Наш хозяин пододвигает к нам большую стопку фотографий.
— Вот это — Воровский. Я знал его и тогда, когда он работал в стокгольмском отделении фирмы «Сименс-Шукерт». Эта фирма до сих пор действует в Стокгольме. Потом он стал представителем Советского правительства в Швеции. В своем роде первым советским послом. Эта перемена в положении: был инженером, стал послом, — мало чем отразилась на образе жизни Воровского. Он даже не сменил квартиру на улице Капитанов.
Каким я помню Воровского? Он являл собой редкий тип интеллигента, который был одинаково силен в вопросах технических и гуманитарных. И еще одна особенность, свойственная ему: в работе он был целеустремлен и спокоен. Это от уверенности и ясности понимания своей миссии, задачи своей. Взгляните на эти портреты. По-моему, здесь Воровский очень похож на себя. Впрочем, у меня есть и другие фотографии ваших первых дипломатов, фотографии, которых, быть может, вы прежде и не видели. Вот Карахан, а это Иоффе, а вот здесь историческое событие в своем роде. Помните освобождение Литвинова из лондонской тюрьмы в 1918 году и обмен его на какого-то британского шпиона?
— На Брюса Локкарта? — подсказываю я.
— Да, да, кажется, на Локкарта. Обмен состоялся на русско-финской границе, туда выезжал Воровский. Был там и я, как, впрочем, и другие корреспонденты. Кстати, там был знаменитый Артур Рэнсом, писатель и журналист, которого не раз принимал Ленин. Вот на этой фотографии он легко обнаруживается. Этот, в русской поддевке и серой каракулевой шапке, какую носят ваши казаки. А эта большая фотография сделана вскоре после того, как обмен состоялся. Вот видите, Воровский, где-то тут должен быть и Литвинов... А вот это — одна из редких фотографий президиума Первого Конгресса Коминтерна. Нет, я не видел такой ни в одном из ваших изданий. Крайний справа, Фриц Платтен, да, тот самый, который был рядом с Лениным тогда в Треллеборге, впрочем, он был рядом с Лениным и позднее — это он защитил собой Владимира Ильича во время покушения на него 1 января 1918 года. Я сберег эти фотографии, и теперь они займут свое место в книге.

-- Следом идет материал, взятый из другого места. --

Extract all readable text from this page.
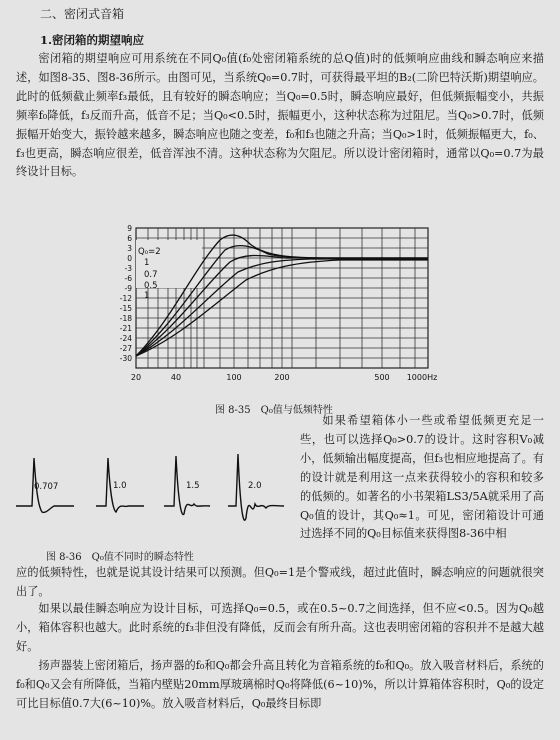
二、密闭式音箱
1.密闭箱的期望响应
密闭箱的期望响应可用系统在不同Q₀值(f₀处密闭箱系统的总Q值)时的低频响应曲线和瞬态响应来描述，如图8-35、图8-36所示。由图可见，当系统Q₀=0.7时，可获得最平坦的B₂(二阶巴特沃斯)期望响应。此时的低频截止频率f₃最低，且有较好的瞬态响应；当Q₀=0.5时，瞬态响应最好，但低频振幅变小，共振频率f₀降低，f₃反而升高，低音不足；当Q₀<0.5时，振幅更小，这种状态称为过阻尼。当Q₀>0.7时，低频振幅开始变大，振铃越来越多，瞬态响应也随之变差，f₀和f₃也随之升高；当Q₀>1时，低频振幅更大，f₀、f₃也更高，瞬态响应很差，低音浑浊不清。这种状态称为欠阻尼。所以设计密闭箱时，通常以Q₀=0.7为最终设计目标。
Q₀=2
1
0.7
0.5
1
9
6
3
0
-3
-6
-9
-12
-15
-18
-21
-24
-27
-30
20	40	100	200	500 1000Hz
图 8-35　Q₀值与低频特性
0.707	1.0	1.5	2.0
图 8-36　Q₀值不同时的瞬态特性
如果希望箱体小一些或希望低频更充足一些，也可以选择Q₀>0.7的设计。这时容积V₀减小，低频输出幅度提高，但f₃也相应地提高了。有的设计就是利用这一点来获得较小的容积和较多的低频的。如著名的小书架箱LS3/5A就采用了高Q₀值的设计，其Q₀≈1。可见，密闭箱设计可通过选择不同的Q₀目标值来获得图8-36中相
应的低频特性，也就是说其设计结果可以预测。但Q₀=1是个警戒线，超过此值时，瞬态响应的问题就很突出了。
如果以最佳瞬态响应为设计目标，可选择Q₀=0.5，或在0.5~0.7之间选择，但不应<0.5。因为Q₀越小，箱体容积也越大。此时系统的f₃非但没有降低，反而会有所升高。这也表明密闭箱的容积并不是越大越好。
扬声器装上密闭箱后，扬声器的f₀和Q₀都会升高且转化为音箱系统的f₀和Q₀。放入吸音材料后，系统的f₀和Q₀又会有所降低，当箱内壁贴20mm厚玻璃棉时Q₀将降低(6~10)%，所以计算箱体容积时，Q₀的设定可比目标值0.7大(6~10)%。放入吸音材料后，Q₀最终目标即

Я ловлю себя на мысли: много из того, что я пытался восстановить в своих работах по драгоценным крупицам архивных материалов, по воспоминаниям современников, разбросанным в повременной печати, Отто Гримлюнд легко восстановит по своим собственным воспоминаниям. Он был этому свидетель. Хотя бы акт обмена Литвинова на Локкарта на советско-финской границе. Помню, сколько труда стоило написать эту сцену в «Дипломатах». Материалов, рисующих зримую картину событий, практически нет, да и свидетелей не осталось. Оказывается, свидетель есть. Как доказательство тому — фотография на столе. Описать событие по документам, а потом увидеть это событие вот так зримо, как я увидел его на фотографиях Гримлюнда в Стокгольме, значит обрести редкую возможность проверить свое зрительное мышление.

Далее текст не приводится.